Vom FH-Master zur Promotion

Wie kommst du als FH-Absolvent an einen Doktortitel? Dr.rer.nat. Stefan Printz und Dr.-Ing. Thomas Figler berichten, wie sie es schafften

Das passiert (noch) nicht alle Tage an den Hochschulen in Deutschland: Nach Masterabschluss folgt die Promotion! Dr.rer.nat. Stefan Printz und Dr.-Ing. Thomas Figler, beide ehemalige Studenten der Hochschule Bochum, wagten diesen Schritt. Beide sagen nach ihrem Abschluss übereinstimmend:

»Es war ein harter Weg, denn man muss ein Teil seines Privatlebens aufgeben, aber es hat sich gelohnt.«

Als Thomas Figler 2003 sein Maschinenbau-Studium begann, ahnte er noch nicht, dass er 2014 seinen Dr.-Ing. machen würde: »Das war ursprünglich so gar nicht geplant«, sagt er heute.
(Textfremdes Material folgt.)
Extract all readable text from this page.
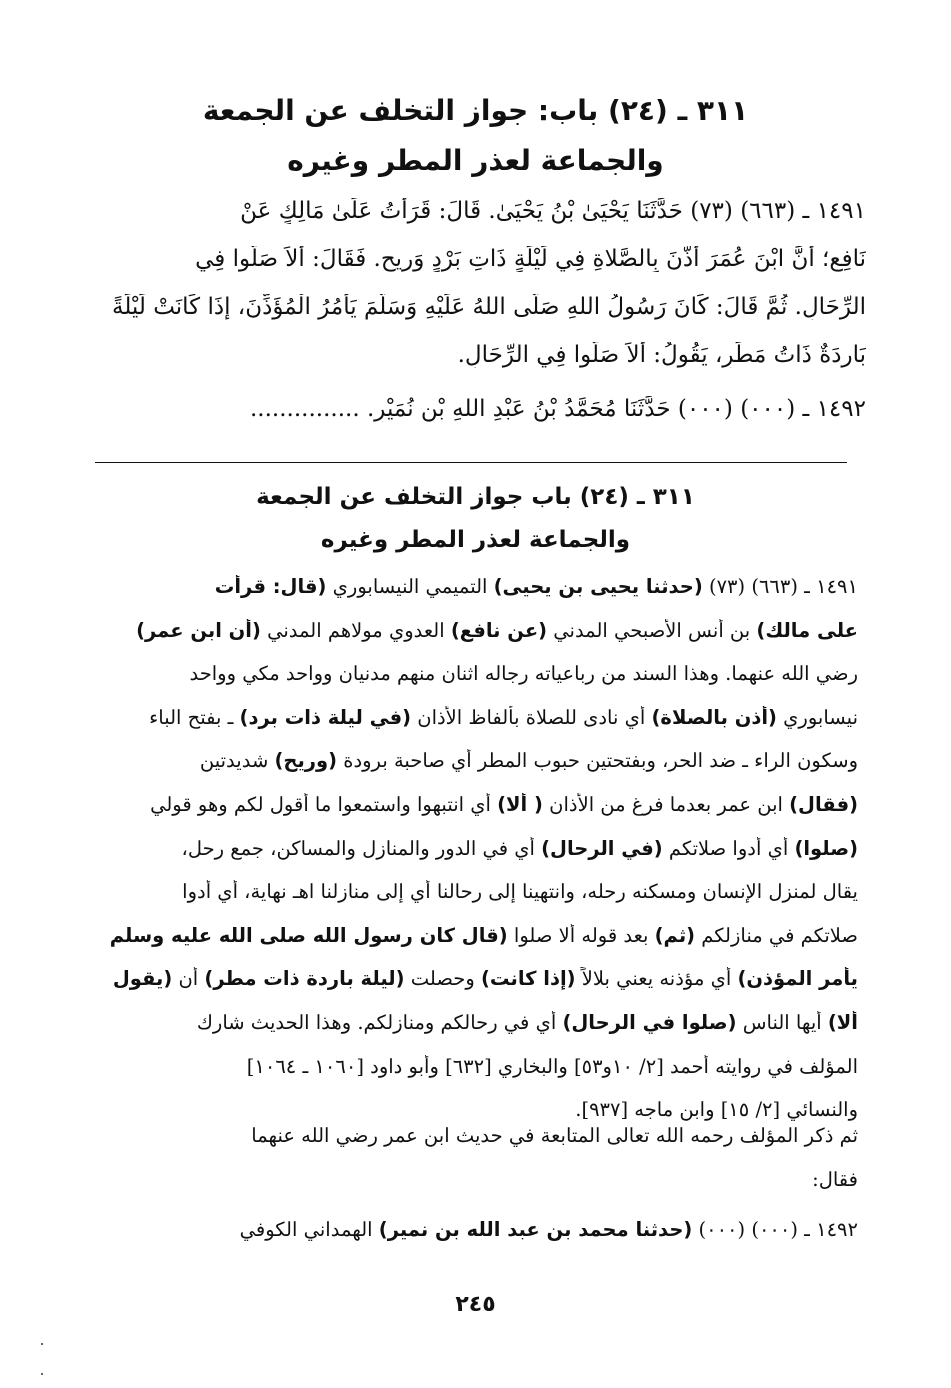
٣١١ ـ (٢٤) باب: جواز التخلف عن الجمعة
والجماعة لعذر المطر وغيره
١٤٩١ ـ (٦٦٣) (٧٣) حَدَّثَنَا يَحْيَىٰ بْنُ يَحْيَىٰ. قَالَ: قَرَأْتُ عَلَىٰ مَالِكٍ عَنْ
نَافِعٍ؛ أَنَّ ابْنَ عُمَرَ أَذَّنَ بِالصَّلاةِ فِي لَيْلَةٍ ذَاتِ بَرْدٍ وَرِيحٍ. فَقَالَ: أَلاَ صَلُّوا فِي
الرِّحَالِ. ثُمَّ قَالَ: كَانَ رَسُولُ اللهِ صَلَّى اللهُ عَلَيْهِ وَسَلَّمَ يَأْمُرُ الْمُؤَذِّنَ، إِذَا كَانَتْ لَيْلَةً
بَارِدَةٌ ذَاتُ مَطَرٍ، يَقُولُ: أَلاَ صَلُّوا فِي الرِّحَالِ.
١٤٩٢ ـ (٠٠٠) (٠٠٠) حَدَّثَنَا مُحَمَّدُ بْنُ عَبْدِ اللهِ بْنِ نُمَيْرٍ. ...............
٣١١ ـ (٢٤) باب جواز التخلف عن الجمعة
والجماعة لعذر المطر وغيره
١٤٩١ ـ (٦٦٣) (٧٣) (حدثنا يحيى بن يحيى) التميمي النيسابوري (قال: قرأت
على مالك) بن أنس الأصبحي المدني (عن نافع) العدوي مولاهم المدني (أن ابن عمر)
رضي الله عنهما. وهذا السند من رباعياته رجاله اثنان منهم مدنيان وواحد مكي وواحد
نيسابوري (أذن بالصلاة) أي نادى للصلاة بألفاظ الأذان (في ليلة ذات برد) ـ بفتح الباء
وسكون الراء ـ ضد الحر، وبفتحتين حبوب المطر أي صاحبة برودة (وريح) شديدتين
(فقال) ابن عمر بعدما فرغ من الأذان ( ألا) أي انتبهوا واستمعوا ما أقول لكم وهو قولي
(صلوا) أي أدوا صلاتكم (في الرحال) أي في الدور والمنازل والمساكن، جمع رحل،
يقال لمنزل الإنسان ومسكنه رحله، وانتهينا إلى رحالنا أي إلى منازلنا اهـ نهاية، أي أدوا
صلاتكم في منازلكم (ثم) بعد قوله ألا صلوا (قال كان رسول الله صلى الله عليه وسلم
يأمر المؤذن) أي مؤذنه يعني بلالاً (إذا كانت) وحصلت (ليلة باردة ذات مطر) أن (يقول
ألا) أيها الناس (صلوا في الرحال) أي في رحالكم ومنازلكم. وهذا الحديث شارك
المؤلف في روايته أحمد [٢/ ١٠و٥٣] والبخاري [٦٣٢] وأبو داود [١٠٦٠ ـ ١٠٦٤]
والنسائي [٢/ ١٥] وابن ماجه [٩٣٧].
ثم ذكر المؤلف رحمه الله تعالى المتابعة في حديث ابن عمر رضي الله عنهما
فقال:
١٤٩٢ ـ (٠٠٠) (٠٠٠) (حدثنا محمد بن عبد الله بن نمير) الهمداني الكوفي
٢٤٥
Während seiner Studienzeit absolvierte er bei der Firma Voith ein fünfmonatiges Praxisstudiensemester in London. 2007 schrieb er seine Diplomarbeit zum Thema ›Untersuchung unterschiedlicher Kupplungskonzepte im Vergleich zu hydrodynamischen Lösungen im Umfeld eines Nutzfahrzeugverbrennungsmotors‹ bei Voith Turbo in Crailsheim. Dort bot man ihm im Anschluss einen Arbeitsplatz an – mit einer neuen Möglichkeit:

»Ich würde als Doktorrand bei Voith in Crailsheim mit Hinblick auf eine Industrie-Promotion eingestellt. Dieses Angebot war für mich sehr interessant und nach reiflicher Überlegung habe ich zugesagt.«

Dem 32-Jährigen kamen hierbei die Grundlagen des Bologna-Prozesses zugute, die auf eine europaweite Harmonisierung von Studiengängen und -abschlüssen ausgerichtet sind: Hochschulabsolventen mit guten Noten sollen die Möglichkeit haben auch zu promovieren.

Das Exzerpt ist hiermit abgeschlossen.